Prefiro sempre trabalhar no estúdio. Que isola as pessoas do ambiente circundante. E faz delas, num certo sentido (...) um símbolo de si mesmas. Freqüentemente sinto que as pessoas vêm até mim para serem fotografadas, do mesmo modo que iriam ao médico ou à cartomante - para saber como estão. Por isso dependem de mim. E tenho de atraí-las. Do contrário não há nada a fotografar. O esforço de concentração é tão intenso que não se ouve ruído algum no estúdio. O tempo pára. Gozamos então de uma breve, mas profunda intimidade. Mas que também é imerecida. Pois não tem passado... nem futuro.

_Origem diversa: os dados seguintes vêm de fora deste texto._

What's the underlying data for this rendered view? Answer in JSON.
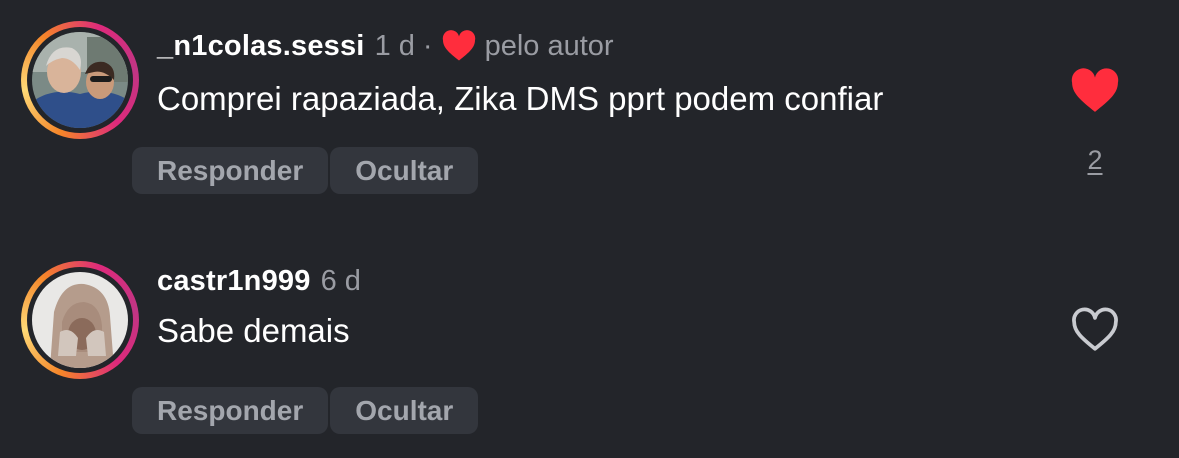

E quando a pessoa termina de posar - e o retrato fica pronto - nada mais resta a não ser a fotografia... a fotografia e uma espécie de mal-estar. O cliente vai embora... e é como se não o tivesse conhecido. Mal ouvi o que disse. Se o encontro uma semana mais tarde em algum lugar, pressinto que não me reconhecerá. Pois não vejo como possa ter estado presente ali. Pelo menos parte de mim que estava... agora está na fotografia. E a fotografia para mim possui uma realidade que as pessoas não têm. É através da fotografia que as conheço. O que talvez esteja na natureza mesma da fotografia. Jamais me sinto realmente comprometido. Não preciso ter nenhum conhecimento verdadeiro. É tudo uma questão de identificação.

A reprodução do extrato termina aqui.